Use ``--discard-untrimmed`` to throw away all read pairs in
which R1 doesn’t start with ``FWDPRIMER`` or in which R2
does not start with ``REVPRIMER``.

A note on how the filtering works: In linked adapters, by default
the first part (before the ``...``) is anchored. Anchored
sequences *must* occur. If they don’t, then the other sequence
(after the ``...``) is not even searched for and the entire
read is internally marked as “untrimmed”. This is done for both
R1 and R2 and as soon as *any* of them is marked as “untrimmed”,
the entire pair is considered to be “untrimmed”. If
``--discard-untrimmed`` is used, this means that the entire
pair is discarded if R1 or R2 are untrimmed. (Option
``--pair-filter=both`` can be used to change this to require
that *both* were marked as untrimmed.)

In summary, this is how to trim your data and discard all
read pairs that do not contain the primer sequences that
you know must be there::

    cutadapt -a FWDPRIMER...RCREVPRIMER -A REVPRIMER...RCFWDPRIMER --discard-untrimmed -o out.1.fastq.gz -p out.2.fastq.gz in.1.fastq.gz in.2.fastq.gz


Piping paired-end data
----------------------

Sometimes it is necessary to run Cutadapt twice on your data. For example, when
you want to change the order in which read modification or filtering options are
applied. To simplify this, you can use Unix pipes (``|``), but this is more
difficult with paired-end data since then input and output consists of two files
each.

The solution is to interleave the paired-end data, send it over the pipe
and then de-interleave it in the other process. Here is how this looks in
principle::

    cutadapt [options] --interleaved in.1.fastq.gz in.2.fastq.gz | \
      cutadapt [options] --interleaved -o out.1.fastq.gz -p out.2.fastq.gz -

Note the ``-`` character in the second invocation to Cutadapt.

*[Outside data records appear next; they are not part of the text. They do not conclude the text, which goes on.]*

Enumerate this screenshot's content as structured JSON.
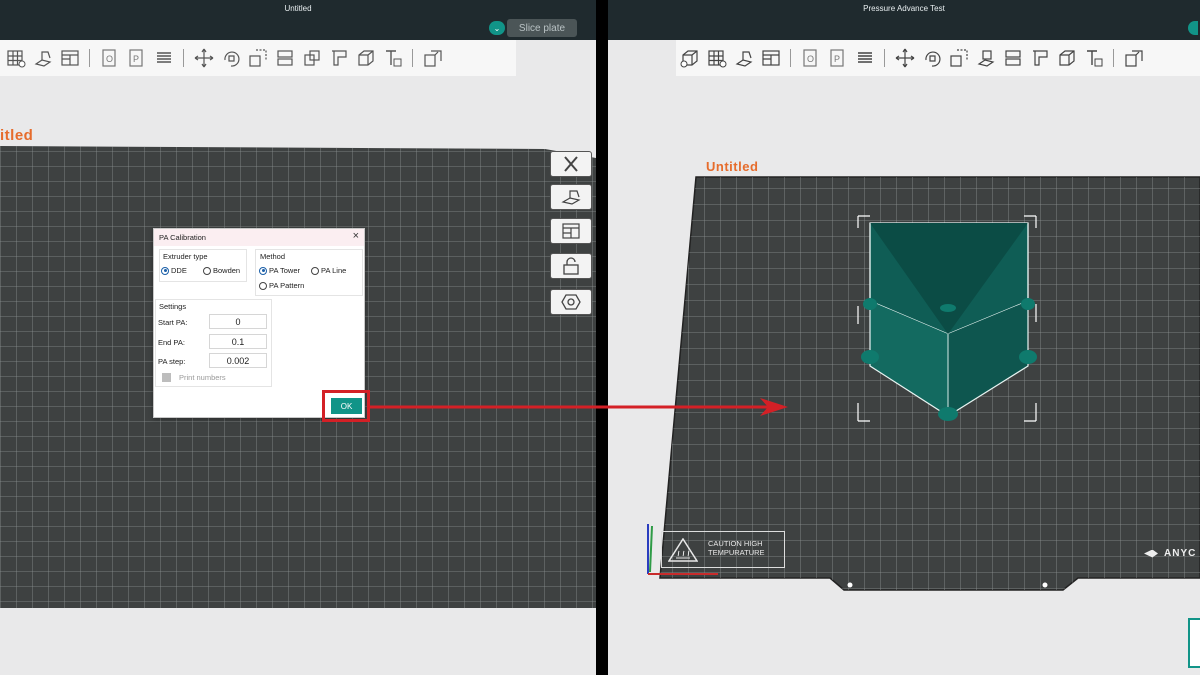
{
  "left_window": {
    "title": "Untitled",
    "slice_plate": "Slice plate",
    "plate_name": "itled"
  },
  "right_window": {
    "title": "Pressure Advance Test",
    "plate_name": "Untitled",
    "caution_label": "CAUTION HIGH TEMPURATURE",
    "brand_partial": "ANYC"
  },
  "dialog": {
    "title": "PA Calibration",
    "extruder_type": {
      "label": "Extruder type",
      "options": [
        "DDE",
        "Bowden"
      ],
      "selected": "DDE"
    },
    "method": {
      "label": "Method",
      "options": [
        "PA Tower",
        "PA Line",
        "PA Pattern"
      ],
      "selected": "PA Tower"
    },
    "settings": {
      "label": "Settings",
      "start_pa_label": "Start PA:",
      "start_pa_value": "0",
      "end_pa_label": "End PA:",
      "end_pa_value": "0.1",
      "pa_step_label": "PA step:",
      "pa_step_value": "0.002",
      "print_numbers_label": "Print numbers",
      "print_numbers_checked": false
    },
    "ok_label": "OK"
  },
  "colors": {
    "accent": "#119488",
    "highlight": "#d42026",
    "plate_name": "#e66c2c",
    "bed": "#3e4141",
    "model": "#0f5d55"
  },
  "icons": {
    "toolbar": [
      "add-cube-icon",
      "grid-icon",
      "auto-orient-icon",
      "layout-icon",
      "split-objects-icon",
      "split-parts-icon",
      "layers-icon",
      "move-icon",
      "rotate-icon",
      "scale-icon",
      "lay-flat-icon",
      "cut-icon",
      "support-paint-icon",
      "seam-paint-icon",
      "measure-icon",
      "text-icon",
      "assembly-icon"
    ],
    "side": [
      "close-x-icon",
      "auto-orient-icon",
      "arrange-icon",
      "lock-icon",
      "settings-hex-icon"
    ]
  }
}
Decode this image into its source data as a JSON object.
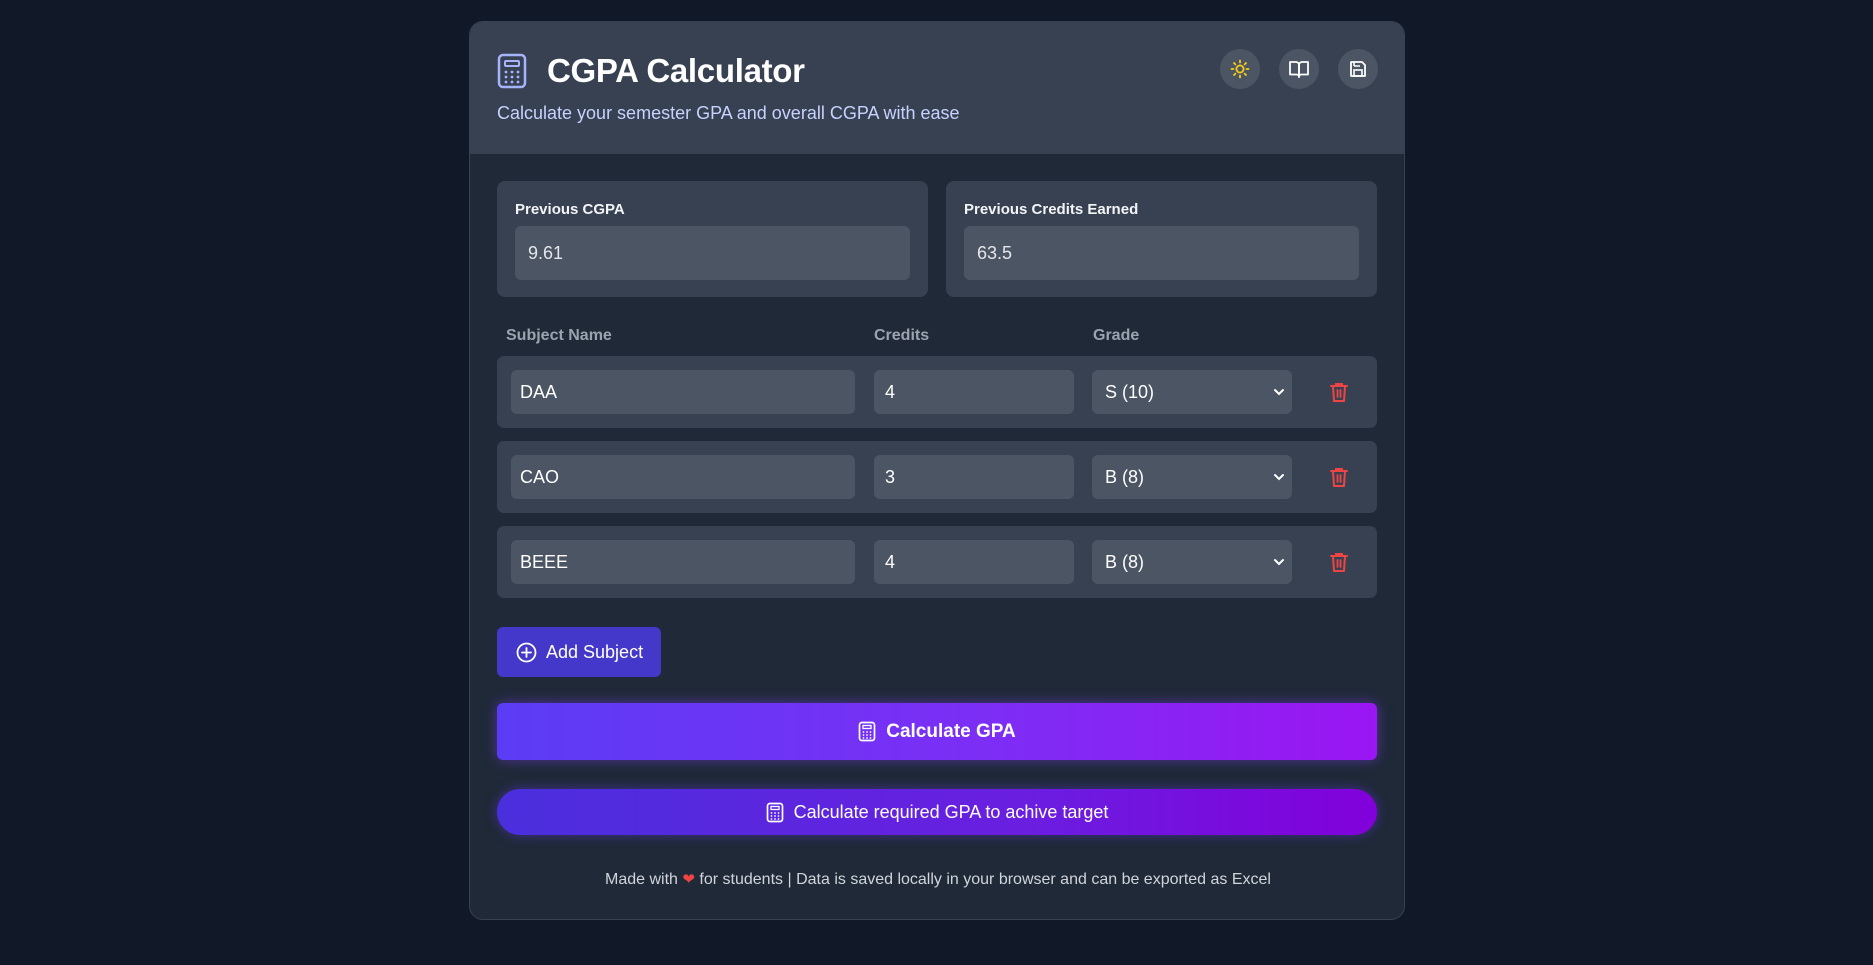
{
  "header": {
    "title": "CGPA Calculator",
    "subtitle": "Calculate your semester GPA and overall CGPA with ease",
    "icons": [
      "calculator-icon",
      "sun-icon",
      "book-open-icon",
      "save-icon"
    ]
  },
  "previous": {
    "cgpa_label": "Previous CGPA",
    "cgpa_value": "9.61",
    "credits_label": "Previous Credits Earned",
    "credits_value": "63.5"
  },
  "subjects_table": {
    "headers": [
      "Subject Name",
      "Credits",
      "Grade"
    ],
    "rows": [
      {
        "name": "DAA",
        "credits": "4",
        "grade": "S (10)"
      },
      {
        "name": "CAO",
        "credits": "3",
        "grade": "B (8)"
      },
      {
        "name": "BEEE",
        "credits": "4",
        "grade": "B (8)"
      }
    ]
  },
  "actions": {
    "add_subject": "Add Subject",
    "calculate_gpa": "Calculate GPA",
    "calculate_target": "Calculate required GPA to achive target"
  },
  "footer": {
    "made_with": "Made with",
    "heart": "❤",
    "rest": "for students | Data is saved locally in your browser and can be exported as Excel"
  },
  "colors": {
    "background": "#111827",
    "card": "#1f2937",
    "header": "#374151",
    "accent": "#4338ca",
    "gradient_start": "#5b3cf5",
    "gradient_end": "#9a16f2",
    "delete": "#ef4444",
    "sun": "#facc15"
  }
}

Support for concatenated compressed files
-----------------------------------------

Cutadapt supports concatenated gzip and bzip2 input files.


Paired-end read name check
--------------------------

When reading paired-end files, Cutadapt checks whether the read names match.
Only the part of the read name before the first space is considered. If the
read name ends with ``1`` or ``2``, then that is also ignored. For example,
two FASTQ headers that would be considered to denote properly paired reads are::

    @my_read/1 a comment

and::

    @my_read/2 another comment

This is an example for *improperly paired* read names::

    @my_read/1;1

and::

    @my_read/2;1

Since the ``1`` and ``2`` are ignored only if the occur at the end of the read
name, and since the ``;1`` is considered to be part of the read name, these
reads will not be considered to be propely paired.


Rescuing single reads from paired-end reads that were filtered
--------------------------------------------------------------

When trimming and filtering paired-end reads, Cutadapt always discards entire read pairs. If you
want to keep one of the reads, you need to write the filtered read pairs to an output file and
postprocess it.

For example, assume you are using ``-m 30`` to discard too short reads. Cutadapt discards all
read pairs in which just one of the reads is too short (but see the ``--pair-filter`` option).
To recover those (individual) reads that are long enough, you can first use the
``--too-short-(paired)-output`` options to write the filtered pairs to a file, and then postprocess
those files to keep only the long enough reads.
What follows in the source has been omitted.